We can't do things like call Harden a genius passer or creative savant and then suggest, as Doc Rivers has recently, that he is only capable or willing to run two different Sixers plays after being with the team since mid-February. It's insulting to Harden's basketball IQ, which has still shown up quite frequently over these past few weeks as they've searched for a way to improve coming down the stretch. Harden's no more responsible for a lineup featuring Jordan, Niang, and Reed on the floor at the same than I am, but there's a noticeable difference in the offense when Harden plays purposeful, pacy basketball instead of bleeding the clock.
As a collective, there are better ways to facilitate success available to them. Philadelphia opened Sunday's game against Toronto going heavy out of pick-and-rolls, gashing the Raptors as they toggled through different defensive looks. Those dwindled in frequency the deeper they got into the game, in favor of tough, isolation basketball that didn't serve anybody well, regardless of the lineups on the floor. The coach, as noted previously, wears his share of the blame for not having them go back to that productive well more often. But this is part of the deal you make in building a team around Harden and Embiid, aware of their respective habits and tendencies as players. Willingness to change and adapt as the moment (and lineup) dictates is part of why they make the big bucks.

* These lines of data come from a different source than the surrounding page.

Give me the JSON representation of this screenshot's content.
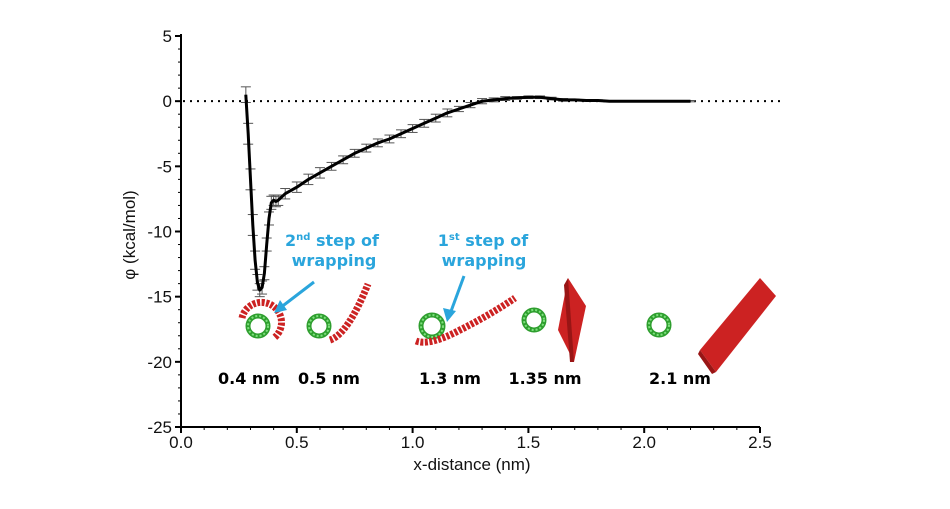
{
  "chart_data": {
    "type": "line",
    "xlabel": "x-distance (nm)",
    "ylabel": "φ (kcal/mol)",
    "xlim": [
      0.0,
      2.5
    ],
    "ylim": [
      -25,
      5
    ],
    "x_ticks": [
      "0.0",
      "0.5",
      "1.0",
      "1.5",
      "2.0",
      "2.5"
    ],
    "y_ticks": [
      "5",
      "0",
      "-5",
      "-10",
      "-15",
      "-20",
      "-25"
    ],
    "reference_line_y": 0,
    "series": [
      {
        "x": [
          0.28,
          0.29,
          0.3,
          0.31,
          0.32,
          0.33,
          0.34,
          0.35,
          0.36,
          0.37,
          0.38,
          0.39,
          0.4,
          0.41,
          0.42,
          0.45,
          0.5,
          0.55,
          0.6,
          0.65,
          0.7,
          0.75,
          0.8,
          0.85,
          0.9,
          0.95,
          1.0,
          1.05,
          1.1,
          1.15,
          1.2,
          1.25,
          1.3,
          1.35,
          1.4,
          1.45,
          1.5,
          1.55,
          1.6,
          1.65,
          1.7,
          1.75,
          1.8,
          1.85,
          1.9,
          1.95,
          2.0,
          2.05,
          2.1,
          2.15,
          2.2
        ],
        "y": [
          0.5,
          -2.5,
          -6.0,
          -9.5,
          -12.2,
          -13.9,
          -14.5,
          -14.3,
          -13.2,
          -11.0,
          -9.0,
          -7.8,
          -7.6,
          -7.7,
          -7.6,
          -7.1,
          -6.6,
          -6.0,
          -5.5,
          -5.0,
          -4.5,
          -4.0,
          -3.6,
          -3.2,
          -2.9,
          -2.5,
          -2.1,
          -1.7,
          -1.3,
          -0.9,
          -0.6,
          -0.3,
          0.0,
          0.1,
          0.2,
          0.25,
          0.3,
          0.3,
          0.2,
          0.1,
          0.1,
          0.05,
          0.05,
          0.0,
          0.0,
          0.0,
          0.0,
          0.0,
          0.0,
          0.0,
          0.0
        ],
        "err": [
          0.6,
          0.8,
          0.8,
          0.8,
          0.7,
          0.6,
          0.5,
          0.5,
          0.5,
          0.5,
          0.5,
          0.5,
          0.4,
          0.4,
          0.4,
          0.4,
          0.4,
          0.4,
          0.4,
          0.3,
          0.3,
          0.3,
          0.3,
          0.3,
          0.3,
          0.3,
          0.3,
          0.3,
          0.3,
          0.3,
          0.2,
          0.2,
          0.2,
          0.15,
          0.15,
          0.1,
          0.1,
          0.1,
          0.1,
          0.1,
          0.05,
          0.05,
          0.05,
          0.05,
          0.05,
          0.05,
          0.05,
          0.05,
          0.05,
          0.05,
          0.05
        ]
      }
    ],
    "annotations": {
      "distances": [
        {
          "label": "0.4 nm",
          "x": 0.4
        },
        {
          "label": "0.5 nm",
          "x": 0.5
        },
        {
          "label": "1.3 nm",
          "x": 1.3
        },
        {
          "label": "1.35 nm",
          "x": 1.35
        },
        {
          "label": "2.1 nm",
          "x": 2.1
        }
      ],
      "steps": [
        {
          "number": "2",
          "suffix": "nd",
          "line1": " step of",
          "line2": "wrapping"
        },
        {
          "number": "1",
          "suffix": "st",
          "line1": " step of",
          "line2": "wrapping"
        }
      ]
    },
    "colors": {
      "curve": "#000000",
      "errorbar": "#555555",
      "ring_outer": "#2e9e2e",
      "ring_inner": "#7ee07e",
      "sheet": "#cc2222",
      "sheet_dark": "#991515",
      "arrow": "#2aa5dc"
    }
  }
}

The good news for these two is that both are obviously still capable of having a gigantic impact on games. Even on their worst nights, they inspire fear in opposing teams and draw enough attention to create openings for teammates right until the final seconds of a game.
The Sixers have to find ways to leverage that better. Their offense cannot default to standing around and hoping Embiid or Harden do something, whether they're together or apart. Philadelphia only has 12 games left before the playoffs begin, and they could very well end up with a brutal postseason draw depending on how they finish the year. And figuring out how to continue thriving with just one star on the floor will be of monumental importance from April 16th onward.